The International Monetary Fund (IMF) said that obligations to external lenders may account for more than a third of GDP from 27.7 per cent this year.
Thursday 09, May 2019
(Bloomberg) -- The IMF said that Uganda’s public debt may expand to 50.7 per cent of its gross domestic product (GDP) as the nation borrows for infrastructure investment ahead of planned oil production and in a bid to become a middle-income economy by 2040.
The debt may rise to that level by the end of June 2022 from a projected 42.2 per cent of GDP in this financial year, the Washington-based lender said in an Article IV report on Uganda’s economy.

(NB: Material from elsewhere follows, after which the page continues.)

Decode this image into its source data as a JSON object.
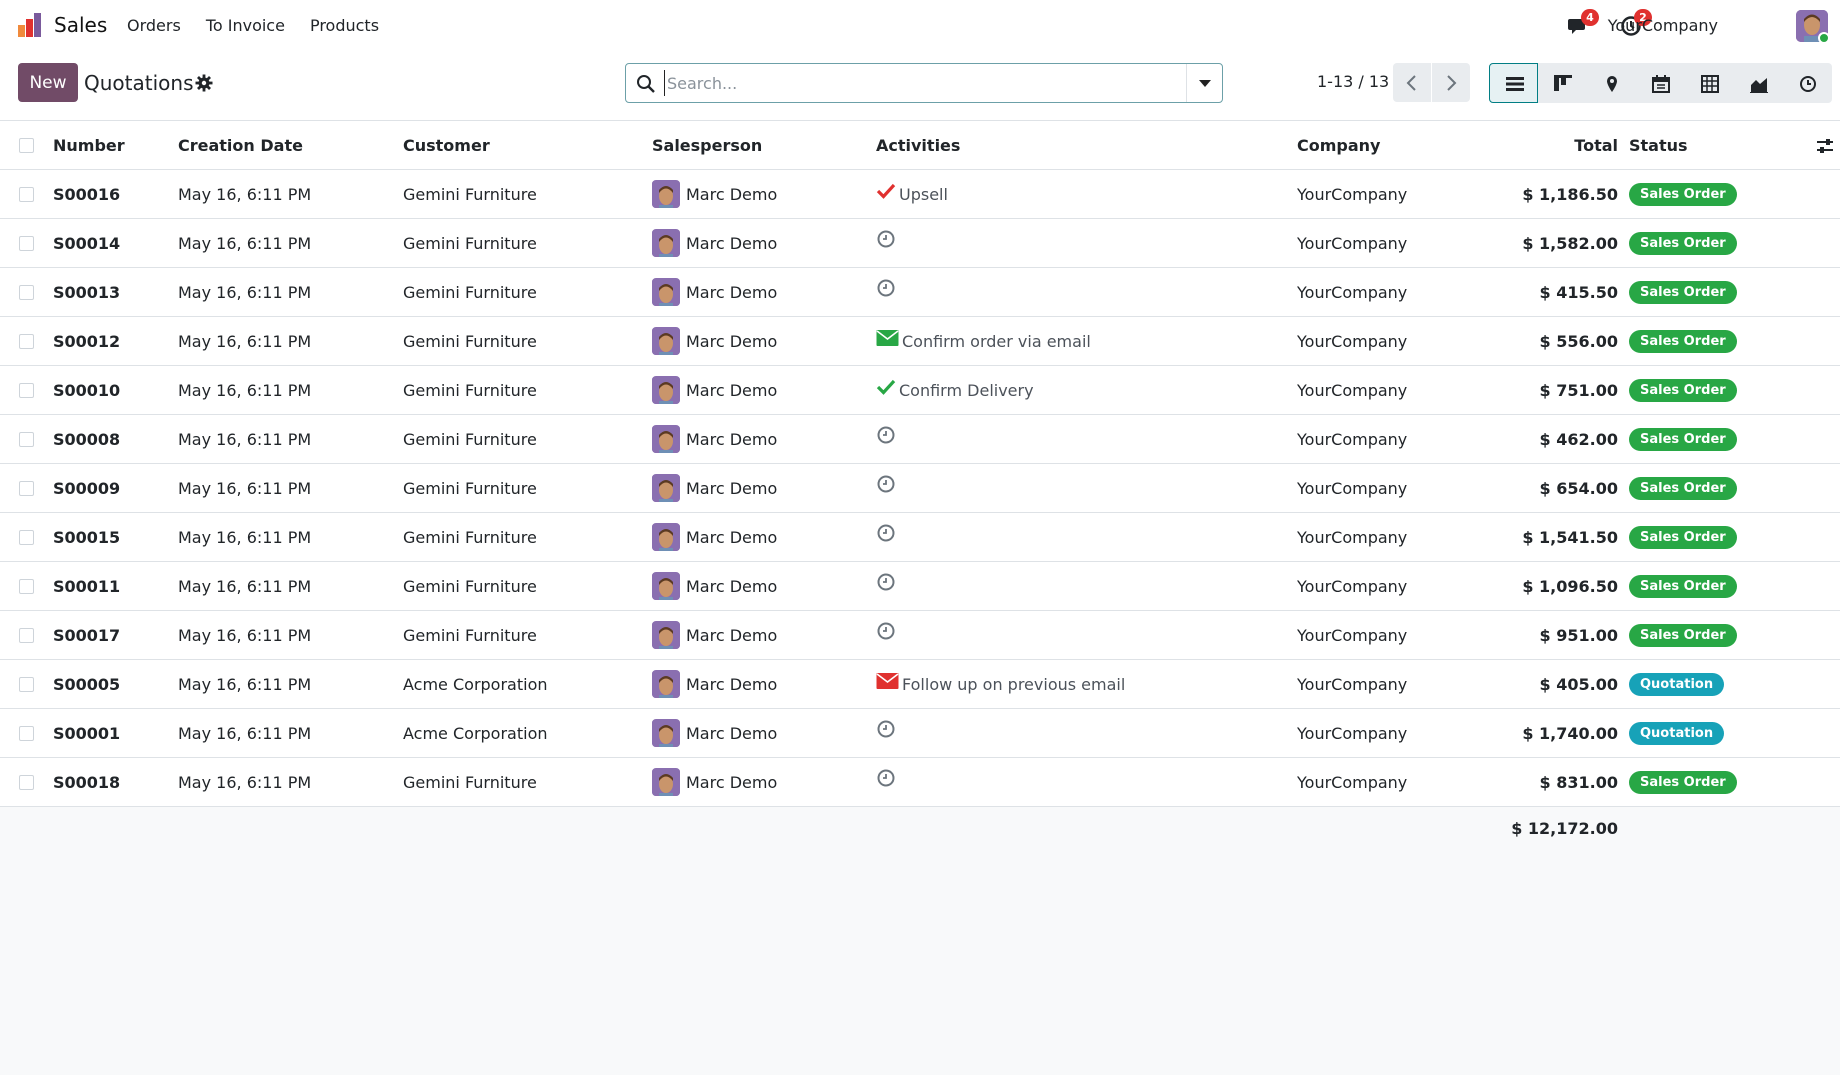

“While Uganda’s debt level remains at low risk of debt distress, directors cautioned that debt metrics had weakened, some investment projects may not generate the envisaged return, and interest payments are rising,” the IMF said.
Uganda’s debt climbed 22 per cent to UGX 44.7 trillion ($11.9 billion) in the fiscal year to end-June 2018 as the country borrowed to build roads and hydroelectric dams.
Interest payments are projected to take as much as 20 per cent of revenue in 2019-20, a level typically only associated with countries at high risk, or in debt distress, the IMF said. Tax cuts and exemptions would hamper revenue collection, the lender said.
“Uganda’s external position is weaker than the level implied by fundamentals and desirable policies,” added the IMF.
The IMF expects East Africa’s third-biggest economy, whose government projects oil production will begin in 2022, may expand by 6.3 per cent in the 12 months through June 2019 and 6.6 per cent in 2023-24.